I had passport photos for a baby taken in fuji in Dundrum shopping centre. It took a while but we got them eventually.  THe guy was well aware of what the rules are amd just kept taking pictures while I kept the baby looking at me until we got one we were happy with.  There is no magic to it, just an awareness of what you need, a digital camera and lots of patience.


----------



## breakdabank (18 Aug 2009)

Do you have a digital camera? Then you can save yourself some hassle and money and take the passport photo yourself.

The guidelines for passport photos are available from the Passport Office at http://www.dfa.ie/uploads/documents/photographer%20guidelines%2010oct.pdf.

As long as you follow the guidelines (a regular mistake is not having a neutral background) you'll be fine. Remember to take the photo portrait-style.

You can then get the photo printed passport-size through online sites like Spectra or regular photo developers.


----------



## Galwaygirl (18 Aug 2009)

The chemist who took my passport pic had a camera which had the sizing on the display (no idea if it was a special camera or a piece of software), she showed it to me to 'prove' the sizing was correct and I made the call on the expression!  I asked how they did small babies given the requirements and they said they put them in their car seats with a white sheet beneath them. Maybe this would work with a buggy for a slightly older toddler.


----------



## Ron Burgundy (19 Aug 2009)

breakdabank said:


> Do you have a digital camera? Then you can save yourself some hassle and money and take the passport photo yourself.
> 
> The guidelines for passport photos are available from the Passport Office at http://www.dfa.ie/uploads/documents. /photograph%20guidelines.pdf.
> 
> ...


 
Wouldn't do this until you have a good quality paper. When the photos are scanned in the passport office there are a lot of problems with the quality of paper used when people print at home.

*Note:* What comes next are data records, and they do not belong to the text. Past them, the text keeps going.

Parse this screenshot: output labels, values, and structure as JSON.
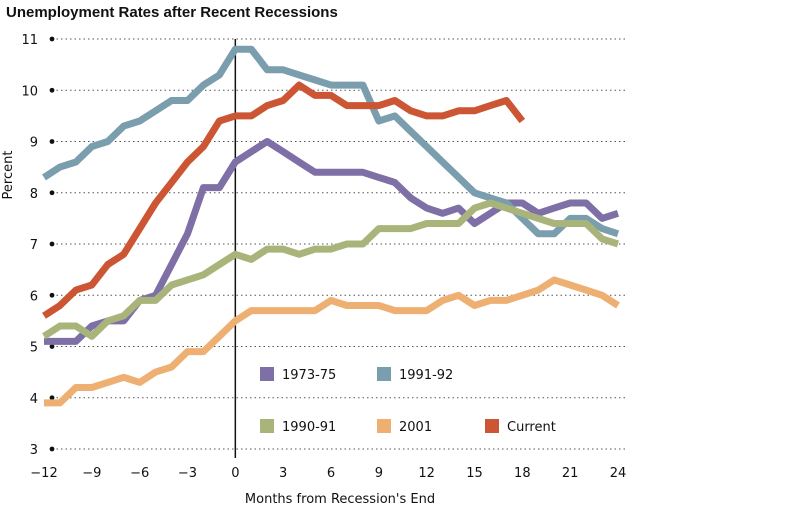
{
  "chart_data": {
    "type": "line",
    "title": "Unemployment Rates after Recent Recessions",
    "xlabel": "Months from Recession's End",
    "ylabel": "Percent",
    "xlim": [
      -12,
      24
    ],
    "ylim": [
      3,
      11
    ],
    "xticks": [
      -12,
      -9,
      -6,
      -3,
      0,
      3,
      6,
      9,
      12,
      15,
      18,
      21,
      24
    ],
    "yticks": [
      3,
      4,
      5,
      6,
      7,
      8,
      9,
      10,
      11
    ],
    "grid": "horizontal dotted",
    "legend_position": "inside-bottom-center",
    "series": [
      {
        "name": "1973-75",
        "color": "#7e6fa6",
        "x": [
          -12,
          -11,
          -10,
          -9,
          -8,
          -7,
          -6,
          -5,
          -4,
          -3,
          -2,
          -1,
          0,
          1,
          2,
          3,
          4,
          5,
          6,
          7,
          8,
          9,
          10,
          11,
          12,
          13,
          14,
          15,
          16,
          17,
          18,
          19,
          20,
          21,
          22,
          23,
          24
        ],
        "y": [
          5.1,
          5.1,
          5.1,
          5.4,
          5.5,
          5.5,
          5.9,
          6.0,
          6.6,
          7.2,
          8.1,
          8.1,
          8.6,
          8.8,
          9.0,
          8.8,
          8.6,
          8.4,
          8.4,
          8.4,
          8.4,
          8.3,
          8.2,
          7.9,
          7.7,
          7.6,
          7.7,
          7.4,
          7.6,
          7.8,
          7.8,
          7.6,
          7.7,
          7.8,
          7.8,
          7.5,
          7.6
        ]
      },
      {
        "name": "1991-92",
        "color": "#7a9eae",
        "x": [
          -12,
          -11,
          -10,
          -9,
          -8,
          -7,
          -6,
          -5,
          -4,
          -3,
          -2,
          -1,
          0,
          1,
          2,
          3,
          4,
          5,
          6,
          7,
          8,
          9,
          10,
          11,
          12,
          13,
          14,
          15,
          16,
          17,
          18,
          19,
          20,
          21,
          22,
          23,
          24
        ],
        "y": [
          8.3,
          8.5,
          8.6,
          8.9,
          9.0,
          9.3,
          9.4,
          9.6,
          9.8,
          9.8,
          10.1,
          10.3,
          10.8,
          10.8,
          10.4,
          10.4,
          10.3,
          10.2,
          10.1,
          10.1,
          10.1,
          9.4,
          9.5,
          9.2,
          8.9,
          8.6,
          8.3,
          8.0,
          7.9,
          7.8,
          7.5,
          7.2,
          7.2,
          7.5,
          7.5,
          7.3,
          7.2
        ]
      },
      {
        "name": "1990-91",
        "color": "#a8b47a",
        "x": [
          -12,
          -11,
          -10,
          -9,
          -8,
          -7,
          -6,
          -5,
          -4,
          -3,
          -2,
          -1,
          0,
          1,
          2,
          3,
          4,
          5,
          6,
          7,
          8,
          9,
          10,
          11,
          12,
          13,
          14,
          15,
          16,
          17,
          18,
          19,
          20,
          21,
          22,
          23,
          24
        ],
        "y": [
          5.2,
          5.4,
          5.4,
          5.2,
          5.5,
          5.6,
          5.9,
          5.9,
          6.2,
          6.3,
          6.4,
          6.6,
          6.8,
          6.7,
          6.9,
          6.9,
          6.8,
          6.9,
          6.9,
          7.0,
          7.0,
          7.3,
          7.3,
          7.3,
          7.4,
          7.4,
          7.4,
          7.7,
          7.8,
          7.7,
          7.6,
          7.5,
          7.4,
          7.4,
          7.4,
          7.1,
          7.0
        ]
      },
      {
        "name": "2001",
        "color": "#eeb072",
        "x": [
          -12,
          -11,
          -10,
          -9,
          -8,
          -7,
          -6,
          -5,
          -4,
          -3,
          -2,
          -1,
          0,
          1,
          2,
          3,
          4,
          5,
          6,
          7,
          8,
          9,
          10,
          11,
          12,
          13,
          14,
          15,
          16,
          17,
          18,
          19,
          20,
          21,
          22,
          23,
          24
        ],
        "y": [
          3.9,
          3.9,
          4.2,
          4.2,
          4.3,
          4.4,
          4.3,
          4.5,
          4.6,
          4.9,
          4.9,
          5.2,
          5.5,
          5.7,
          5.7,
          5.7,
          5.7,
          5.7,
          5.9,
          5.8,
          5.8,
          5.8,
          5.7,
          5.7,
          5.7,
          5.9,
          6.0,
          5.8,
          5.9,
          5.9,
          6.0,
          6.1,
          6.3,
          6.2,
          6.1,
          6.0,
          5.8
        ]
      },
      {
        "name": "Current",
        "color": "#cc5533",
        "x": [
          -12,
          -11,
          -10,
          -9,
          -8,
          -7,
          -6,
          -5,
          -4,
          -3,
          -2,
          -1,
          0,
          1,
          2,
          3,
          4,
          5,
          6,
          7,
          8,
          9,
          10,
          11,
          12,
          13,
          14,
          15,
          16,
          17,
          18,
          19
        ],
        "y": [
          5.6,
          5.8,
          6.1,
          6.2,
          6.6,
          6.8,
          7.3,
          7.8,
          8.2,
          8.6,
          8.9,
          9.4,
          9.5,
          9.5,
          9.7,
          9.8,
          10.1,
          9.9,
          9.9,
          9.7,
          9.7,
          9.7,
          9.8,
          9.6,
          9.5,
          9.5,
          9.6,
          9.6,
          9.7,
          9.8,
          9.4,
          null
        ]
      }
    ],
    "legend": [
      {
        "name": "1973-75",
        "color": "#7e6fa6"
      },
      {
        "name": "1991-92",
        "color": "#7a9eae"
      },
      {
        "name": "1990-91",
        "color": "#a8b47a"
      },
      {
        "name": "2001",
        "color": "#eeb072"
      },
      {
        "name": "Current",
        "color": "#cc5533"
      }
    ]
  }
}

This can lead to returns......

Best way to take the toddlers photos is to lie them on a sheet and go from there........


----------



## DrMoriarty (19 Aug 2009)

You can have them checked, printed and delivered for €5.99 here. Or print them yourself for free.

No connection.


----------



## Ron Burgundy (19 Aug 2009)

DrMoriarty said:


> You can get them done online for €5.99 here. *Or print them yourself for free*.


 
But be careful with the paper quality !!!!


----------



## june (19 Aug 2009)

I got this done yesterday with my three children. ( Limerick ) Went to a good chemist. They were well aware of the requirements for passport photos and had the camera set up for taking them specifically. Head had to be in the exact place, chin touching another line on the screen etc. No smiling, giggling or thumping your brother! Great quality. Professional service. They gave the kids lollipops and it was a bit of fun. I was really glad I did not try to do them in a photo booth. Good luck with it


----------



## tallpaul (20 Aug 2009)

Did this myself with our little lad recently. Propped him up against a white wall and took about thirty pictures using continuous shooting on my camera. Picked the photo I was most happy with and then cropped the images with photo software to the correct size. However to print the photo I brought the picture up to my local chemist. One of the print settings is for passport photos. Done.


----------



## BONDGIRL (21 Aug 2009)

i got in local chemist for my son.. they were very good. It took ages to get a good picture, he kept smiling , god it was a great kodac moment only hes not allowed to smile!  I think he kept smiling as I had him trained to smile for my camera, I might add he was only 5 mths LOL


----------



## pahadia (21 Aug 2009)

I got my 3 months old son photograph taken in camera shop opposite  to Spire of Dublin.


----------



## EamonnOB (21 Aug 2009)

Have you tried Photogenic in Dalkey - Barry is fantastic with kids.


----------



## mts (27 Aug 2009)

Thanks everyone. Got them done in Fuji on the 3rd floor of Dundrum shopping centre. Not really ideal for small children as they only have a white roller blind hanging which doesn't reach the ground and my 1 year old wasn't tall enough for it to be behind her. As they did not have a white blanket, I had to hold her up to the blind.

Anyway, applications gone in the post so hopefully they will be accepted.


----------